TEMPO.CO , Jakarta: Dewan Perwakilan Rakyat berencana menggelar rapat konsultasi dengan Kementerian Dalam Negeri untuk membahas soal beleid pencalonan kepala daerah menjelang pemilihan kepala daerah (Pilkada) serentak pada Desember 2015. Agenda di tengah masa reses dewan ini muncul dari hasil rapat pimpinan DPR terkait hasil rapat konsultasi dengan Komisi Pemilihan Umum pada Senin 4 Mei 2015.
"Kami akan undang Mendagri, pimpinan fraksi dan komisi sebagai tindak lanjut rapat lalu," kata Wakil Ketua DPR Fadli Zon di Kompleks Parlemen Senayan, Jumat, 8 Mei 2015.
Saat rapat konsultasi dengan KPU, DPR merekomendasikan tiga hal terkait pencalonan kepala daerah dari partai yang kepengurusannya disengketakan. Pertama, peraturan KPU seharusnya berpedoman pada putusan pengadilan paling dekat dengan jadwal pendaftaran calon kepala daerah. Kedua, DPR akan merevisi Undang-Undang Nomor 2 Tahun 2011 Tentang Partai Politik dan Undang-Undang Nomor 8 Tahun 2015 Tentang Pemilihan Kepala Daerah terkait pasal pencalonan. Terakhir, DPR akan berkonsultasi ke Mahkamah Konstitusi dan Mahkamah Agung mengenai hasil rapat dengan KPU tersebut.
Namun, KPU menolak rekomendasi DPR. KPU tetap mengacu pada surat Kementerian Hukum sebagai syarat pendaftaran Pilkada.
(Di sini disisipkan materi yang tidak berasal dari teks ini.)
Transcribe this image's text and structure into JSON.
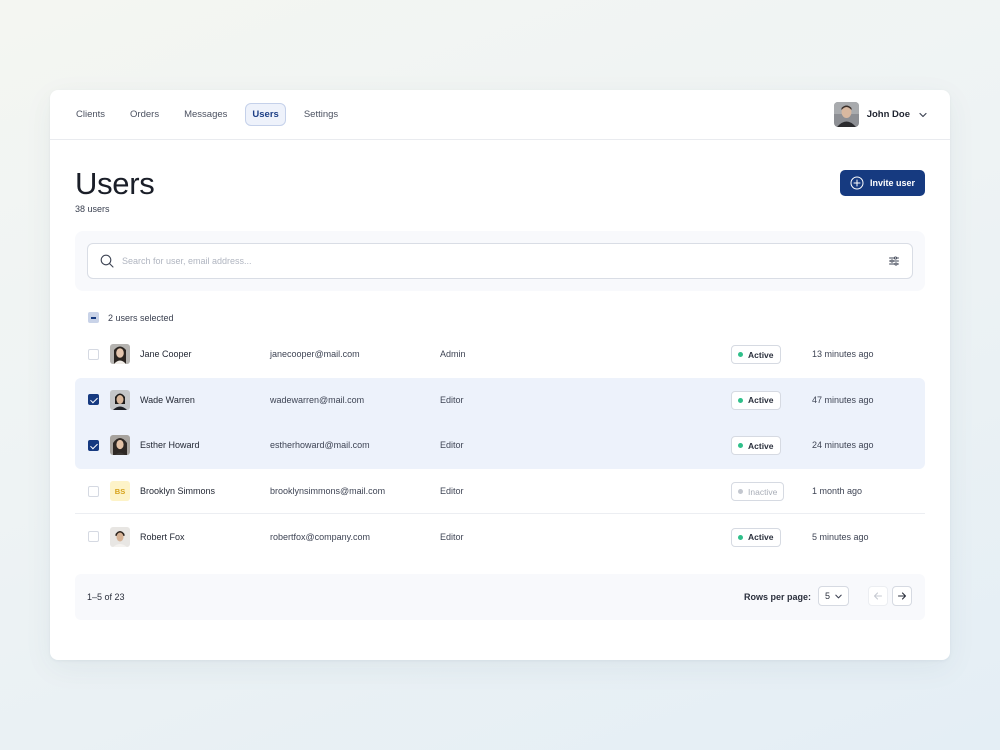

Jika surat masih disengketakan, maka KPU menggunakan putusan inkracht dan pengesahan kepengurusan hasil islah kedua kubu partai.
DPR juga mendesak KPU merevisi Undang-Undang Pilkada Pasal 42. Pasal itu menyebutkan bahwa pendaftaran calon pilkada oleh partai atau gabungan partai harus mendapat rekomendasi pengurus partai tingkat kota hingga provinsi serta surat putusan dari dewan pimpinan pusat (DPP). DPR juga ingin merevisi Pasal 32 Undang-Undang Partai Ppolitik, yang memuat aturan bahwa setiap kepengurusan partai wajib mendaftar ke Kementerian Hukum untuk mendapat pengesahan kepengurusan.
Menurut Fadli Zon, rapat konsultasi dengan Kementerian Dalam Negeri bertujuan untuk mencari solusi bagi kepesertaan partai yang bersengketa dalam kepengurusannya. Hingga kini terdapat dua kubu berseteru di tubuh Partai Golkar dan Partai Persatuan Pembangunan.
"Jika terjadi perselisihan, gimana mengaturnya? Ini kan tidak ada di Undang-Undang," kata dia. "Kalau ada solusi lain yang memungkinkan, bisa jadi tak perlu revisi."
Wakil Ketua DPR Fahri Hamzah sangat mendukung langkah DPR merevisi undang-undang tersebut dibanding meminta pertimbangan hukum dari Mahkamah Agung dan Mahkamah Konstitusi. "Menurut saya, yang paling kuat melegitimasi Pilkada selamanya, ya, revisi undang-undang," kata politikus Partai Keadilan Sejahtera itu.